MongoDB vs. MySQL: Which Database you should choose for your business?

MongoDB vs. MySQL: Which Database you should choose for your business?

Sat, 10 Apr 2021

For many companies that are strictly looking for a relational database, MySQL has always been a go-to option. With the increasing variety and massive volumes of data, however, non-relational databases such as MongoDB have emerged as a solution to the need for fluid data for many enterprises. The advent of the new non-relational database gave rise to the MongoDB-MySQL competition.

That competition makes choosing between the two difficult for entrepreneurs. We’ll tell you when to make use of MongoDB or MySQL here.

What is MySQL?

MySQL is an open-source relational database management system currently owned by corporation Oracle. MySQL is a veteran since 1995, as it has been in the IT scene.

Like other DBMSs, MySQL uses SQL to get access to the database, as well as store data in tables. The user can predefine the database scheme in MySQL based on the requirements for establishing rules that can govern the relationship between all the relevant fields in the tables.

The migration procedure is essential to make any changes to the schema that could significantly harm the application performance. In addition, it can push the database into the offline mode.

There are so many big names that use MySQL like Twitter, Pinterest, US Navy, Walmart, NASA, YouTube, Netflix, Spotify, and Paypal.

What is MongoDB?

The document data model of MongoDB maps the objects in the application mode, naturally. Developers find MongoDB easier to master and utilize because of this. By representing the hierarchical associations the users can also store arrays without any hassles.

In general, the MongoDB query language is used to store related data for access queries. In this, the fields are different for each document, and you will not need to declare the structure of the document to the systems.

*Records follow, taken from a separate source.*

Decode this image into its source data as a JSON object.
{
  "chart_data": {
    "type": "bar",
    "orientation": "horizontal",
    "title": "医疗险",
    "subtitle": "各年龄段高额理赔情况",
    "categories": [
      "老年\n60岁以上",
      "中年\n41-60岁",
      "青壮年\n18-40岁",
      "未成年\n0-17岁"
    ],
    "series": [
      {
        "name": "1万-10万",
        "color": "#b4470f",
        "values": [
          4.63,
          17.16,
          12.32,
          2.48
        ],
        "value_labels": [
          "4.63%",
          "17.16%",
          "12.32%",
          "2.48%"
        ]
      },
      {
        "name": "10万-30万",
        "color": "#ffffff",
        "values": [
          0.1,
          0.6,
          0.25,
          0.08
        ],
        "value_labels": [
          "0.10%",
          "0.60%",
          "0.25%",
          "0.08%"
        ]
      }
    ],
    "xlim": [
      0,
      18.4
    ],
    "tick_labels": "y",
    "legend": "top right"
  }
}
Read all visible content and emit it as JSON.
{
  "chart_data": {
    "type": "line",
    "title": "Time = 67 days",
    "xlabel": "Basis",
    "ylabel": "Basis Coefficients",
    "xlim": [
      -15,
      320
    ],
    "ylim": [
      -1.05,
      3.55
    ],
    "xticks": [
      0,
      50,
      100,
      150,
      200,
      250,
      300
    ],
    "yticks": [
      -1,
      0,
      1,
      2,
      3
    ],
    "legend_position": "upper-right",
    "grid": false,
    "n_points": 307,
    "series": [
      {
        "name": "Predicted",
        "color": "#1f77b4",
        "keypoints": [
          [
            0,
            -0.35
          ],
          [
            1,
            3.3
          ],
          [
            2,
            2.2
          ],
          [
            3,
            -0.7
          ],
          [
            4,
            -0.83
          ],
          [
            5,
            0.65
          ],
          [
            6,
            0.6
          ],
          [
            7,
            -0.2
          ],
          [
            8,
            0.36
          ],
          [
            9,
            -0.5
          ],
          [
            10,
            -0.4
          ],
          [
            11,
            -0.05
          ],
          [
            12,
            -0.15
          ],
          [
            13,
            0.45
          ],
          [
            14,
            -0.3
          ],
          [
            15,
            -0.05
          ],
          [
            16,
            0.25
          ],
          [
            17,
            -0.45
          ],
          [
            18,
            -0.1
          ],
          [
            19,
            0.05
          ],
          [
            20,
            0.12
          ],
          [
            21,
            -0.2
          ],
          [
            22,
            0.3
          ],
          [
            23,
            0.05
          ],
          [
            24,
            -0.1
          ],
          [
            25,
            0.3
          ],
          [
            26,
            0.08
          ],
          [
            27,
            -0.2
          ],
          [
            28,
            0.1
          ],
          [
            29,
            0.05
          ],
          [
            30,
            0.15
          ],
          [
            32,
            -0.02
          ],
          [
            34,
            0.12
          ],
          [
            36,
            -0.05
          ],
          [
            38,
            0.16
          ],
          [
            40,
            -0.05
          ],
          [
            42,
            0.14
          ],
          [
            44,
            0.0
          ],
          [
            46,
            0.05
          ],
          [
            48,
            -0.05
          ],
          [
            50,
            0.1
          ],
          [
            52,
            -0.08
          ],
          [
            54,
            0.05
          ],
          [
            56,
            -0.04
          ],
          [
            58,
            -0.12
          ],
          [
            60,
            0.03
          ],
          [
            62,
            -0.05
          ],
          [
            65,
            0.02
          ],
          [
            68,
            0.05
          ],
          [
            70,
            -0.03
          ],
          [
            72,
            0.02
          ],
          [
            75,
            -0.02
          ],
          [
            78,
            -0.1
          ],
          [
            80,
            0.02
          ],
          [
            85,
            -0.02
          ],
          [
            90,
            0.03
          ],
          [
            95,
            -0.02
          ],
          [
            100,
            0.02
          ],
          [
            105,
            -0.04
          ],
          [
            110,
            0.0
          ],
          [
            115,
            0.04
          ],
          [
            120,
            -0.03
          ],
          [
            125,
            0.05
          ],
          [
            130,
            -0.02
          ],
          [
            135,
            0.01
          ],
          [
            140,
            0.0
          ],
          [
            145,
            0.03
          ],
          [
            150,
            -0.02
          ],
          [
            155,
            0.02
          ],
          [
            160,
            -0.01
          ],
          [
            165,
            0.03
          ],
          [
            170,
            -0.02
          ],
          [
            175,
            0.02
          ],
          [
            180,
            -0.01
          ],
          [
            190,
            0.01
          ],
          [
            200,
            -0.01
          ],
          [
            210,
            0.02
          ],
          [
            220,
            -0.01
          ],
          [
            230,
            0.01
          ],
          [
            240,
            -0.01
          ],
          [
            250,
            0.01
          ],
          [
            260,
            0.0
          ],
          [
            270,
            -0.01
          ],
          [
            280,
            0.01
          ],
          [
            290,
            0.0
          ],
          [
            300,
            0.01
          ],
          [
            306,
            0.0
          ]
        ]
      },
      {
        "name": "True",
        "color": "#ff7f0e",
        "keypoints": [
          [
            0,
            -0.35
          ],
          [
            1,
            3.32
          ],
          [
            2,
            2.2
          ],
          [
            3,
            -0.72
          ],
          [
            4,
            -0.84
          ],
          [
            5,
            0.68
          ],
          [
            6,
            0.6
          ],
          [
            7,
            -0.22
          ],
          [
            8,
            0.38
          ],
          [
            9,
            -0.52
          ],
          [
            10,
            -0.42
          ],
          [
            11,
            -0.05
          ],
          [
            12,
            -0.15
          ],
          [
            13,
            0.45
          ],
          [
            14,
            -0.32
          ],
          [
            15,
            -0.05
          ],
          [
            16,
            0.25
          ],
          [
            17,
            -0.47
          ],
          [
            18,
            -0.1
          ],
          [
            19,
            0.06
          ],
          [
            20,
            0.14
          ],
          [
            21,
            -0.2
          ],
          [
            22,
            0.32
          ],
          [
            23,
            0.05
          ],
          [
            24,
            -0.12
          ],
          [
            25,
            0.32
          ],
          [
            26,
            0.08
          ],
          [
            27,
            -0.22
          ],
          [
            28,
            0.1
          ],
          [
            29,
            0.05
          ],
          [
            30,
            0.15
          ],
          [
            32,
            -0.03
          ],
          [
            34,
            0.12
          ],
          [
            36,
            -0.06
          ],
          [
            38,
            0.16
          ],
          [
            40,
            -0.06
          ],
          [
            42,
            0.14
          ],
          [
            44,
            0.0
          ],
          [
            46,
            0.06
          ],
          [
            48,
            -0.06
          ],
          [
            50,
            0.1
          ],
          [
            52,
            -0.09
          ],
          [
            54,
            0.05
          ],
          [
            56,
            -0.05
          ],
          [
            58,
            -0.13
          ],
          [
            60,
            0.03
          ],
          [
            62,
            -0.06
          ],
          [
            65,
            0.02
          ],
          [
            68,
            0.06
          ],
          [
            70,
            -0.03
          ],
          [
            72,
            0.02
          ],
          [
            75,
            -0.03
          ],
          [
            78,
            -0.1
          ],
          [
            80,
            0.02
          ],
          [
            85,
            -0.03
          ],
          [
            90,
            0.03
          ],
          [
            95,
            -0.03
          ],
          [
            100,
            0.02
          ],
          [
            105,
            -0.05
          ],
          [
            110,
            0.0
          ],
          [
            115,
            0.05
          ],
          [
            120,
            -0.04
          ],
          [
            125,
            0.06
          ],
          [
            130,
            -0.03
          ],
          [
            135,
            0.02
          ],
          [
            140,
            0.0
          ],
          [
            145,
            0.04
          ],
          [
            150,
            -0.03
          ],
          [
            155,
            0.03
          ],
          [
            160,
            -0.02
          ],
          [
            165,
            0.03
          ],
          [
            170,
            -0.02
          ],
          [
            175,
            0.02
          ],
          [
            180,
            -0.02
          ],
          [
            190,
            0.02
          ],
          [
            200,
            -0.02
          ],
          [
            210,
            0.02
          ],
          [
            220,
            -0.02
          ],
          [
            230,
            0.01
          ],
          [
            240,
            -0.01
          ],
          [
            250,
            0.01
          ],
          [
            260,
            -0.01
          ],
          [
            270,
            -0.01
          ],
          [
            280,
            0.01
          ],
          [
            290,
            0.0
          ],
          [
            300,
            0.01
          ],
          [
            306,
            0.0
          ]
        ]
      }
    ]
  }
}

MongoDB is used by many successful organizations like T-Mobile, Klout, SurveyMonkey, Citrix, Sony, Foursquare, Twitter, Zendesk, MuleSoft, InVision, and Hootsuite.

MongoDB vs. MySQL:           

Database Structure

In MySQL, the data value is stored in the tables by the structure of the MySQL database where SQL is used to access it. Schema is used to define structure in the database. The schema’s prime requirement is that the rows within the table have the same structure. It also requires the representation of its values through specific data types.

The data is stored in JSON-like documents in the MongoDB database which come in varied structures. It stores the related data sets together to boost the query velocity. Then, these sets are accessed using the query language of MongoDB.

Index Optimization

The MySQL and MongoDB databases both use indexes for data search tasks. The difference comes in approach, though, when an index is not defined or found. In the case of MySQL index optimization, when the index is not defined, the database engines scan the entire table to find relevant rows.

In MongoDB, if the index is not found then every single document in the collection is scanned in order to select the document that offers a match for the query statement.

Database Deployment

MongoDB Databases are written in C, C++, and JavaScript. It has the Solaris, OS X, Windows, and Linux binaries.

MySQL is written in the language C and C++ and contains Windows, AIX, FreeBSD, HP-US, NetBSD, OS X, Linux, BSDi, IRIX, etc.


MySQL databases support master-slave replication as well as master-master replication. You can replicate multiple masters in parallel with this multi-source Replication.

MongoDB supports auto-elections, replication built-in, and sharding. Developers can use auto-elections to set up a secondary database, which will automatically overtake the primary database failure. Whereas sharding allows horizontal scaling that is deemed hard to implement with MySQL.